The agency would write the user-safety rules for virtually all consumer financial products and would have the legal firepower to levy huge fines — tens of thousands of dollars a day per violation in some cases — and prosecute lenders, brokers and others who break the rules.
The agency would be the dominant federal consumer protector in all home real estate settlements. It would regulate “affiliated” title, escrow and financing businesses connected with realty firms and builders. It would oversee equal credit opportunity and fair housing, and would set standards for all mortgage offerings, whether from the biggest national banks or the smallest local brokers. Generally it wouldn’t seek outright bans on mortgage products that carry elevated risks — interest-only loans, for instance — but would require that lenders restrict such mortgages to well-informed applicants who can document that they understand the risks and can afford the payments.

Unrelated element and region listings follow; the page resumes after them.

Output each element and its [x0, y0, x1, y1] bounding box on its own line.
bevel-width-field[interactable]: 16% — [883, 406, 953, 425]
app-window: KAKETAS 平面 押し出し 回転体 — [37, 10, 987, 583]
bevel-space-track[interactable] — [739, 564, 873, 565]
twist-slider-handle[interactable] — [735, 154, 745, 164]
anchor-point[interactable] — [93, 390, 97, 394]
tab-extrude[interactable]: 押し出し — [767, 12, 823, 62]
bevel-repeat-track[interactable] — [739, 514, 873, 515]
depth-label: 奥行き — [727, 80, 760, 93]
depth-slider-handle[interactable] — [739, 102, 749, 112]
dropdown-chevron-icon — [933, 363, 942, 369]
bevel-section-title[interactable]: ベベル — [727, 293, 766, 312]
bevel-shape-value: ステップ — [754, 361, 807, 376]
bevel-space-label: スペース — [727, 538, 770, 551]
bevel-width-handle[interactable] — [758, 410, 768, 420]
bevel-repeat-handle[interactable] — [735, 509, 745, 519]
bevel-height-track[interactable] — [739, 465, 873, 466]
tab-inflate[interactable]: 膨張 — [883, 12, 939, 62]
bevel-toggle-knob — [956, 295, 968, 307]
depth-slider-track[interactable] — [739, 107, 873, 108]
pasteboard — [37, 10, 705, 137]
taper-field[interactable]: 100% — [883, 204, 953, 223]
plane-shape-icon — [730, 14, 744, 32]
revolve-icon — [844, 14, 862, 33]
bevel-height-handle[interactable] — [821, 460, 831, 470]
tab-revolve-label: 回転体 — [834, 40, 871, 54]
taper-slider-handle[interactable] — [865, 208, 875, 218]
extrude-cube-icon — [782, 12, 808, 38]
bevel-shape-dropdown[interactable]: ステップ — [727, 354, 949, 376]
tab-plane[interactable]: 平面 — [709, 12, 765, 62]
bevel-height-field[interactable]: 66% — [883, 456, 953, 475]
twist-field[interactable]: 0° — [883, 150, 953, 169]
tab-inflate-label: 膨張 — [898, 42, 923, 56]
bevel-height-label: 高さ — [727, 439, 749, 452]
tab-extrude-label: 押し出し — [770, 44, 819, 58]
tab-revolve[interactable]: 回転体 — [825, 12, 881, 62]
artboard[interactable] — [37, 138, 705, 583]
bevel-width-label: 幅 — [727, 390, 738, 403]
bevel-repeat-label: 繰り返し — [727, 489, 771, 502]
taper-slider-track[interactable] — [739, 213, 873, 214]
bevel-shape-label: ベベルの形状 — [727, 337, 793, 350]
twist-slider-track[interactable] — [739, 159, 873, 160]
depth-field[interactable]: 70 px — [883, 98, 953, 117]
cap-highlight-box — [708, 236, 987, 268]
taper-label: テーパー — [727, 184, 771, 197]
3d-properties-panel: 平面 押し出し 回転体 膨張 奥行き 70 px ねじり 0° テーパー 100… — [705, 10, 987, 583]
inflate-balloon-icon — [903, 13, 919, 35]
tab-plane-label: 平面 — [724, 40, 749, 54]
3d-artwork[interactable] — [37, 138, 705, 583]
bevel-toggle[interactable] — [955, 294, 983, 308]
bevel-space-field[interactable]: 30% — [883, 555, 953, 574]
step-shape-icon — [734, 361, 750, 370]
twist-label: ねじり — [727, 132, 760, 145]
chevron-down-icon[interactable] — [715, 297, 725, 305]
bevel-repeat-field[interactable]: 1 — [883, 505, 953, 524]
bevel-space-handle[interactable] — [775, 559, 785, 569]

Within its first year, the agency would be tasked with creating consumer-friendly, uniform disclosures for all home purchase and financing transactions, starting with a combined “good-faith estimates” and truth-in-lending statement.
The core idea behind the proposal, supporters say, is to pull together consumer oversight powers that are now scattered among various agencies, and to put consumer interests where they should be — much higher on the priority list than they were during the years leading up to the housing and credit bubble and bust.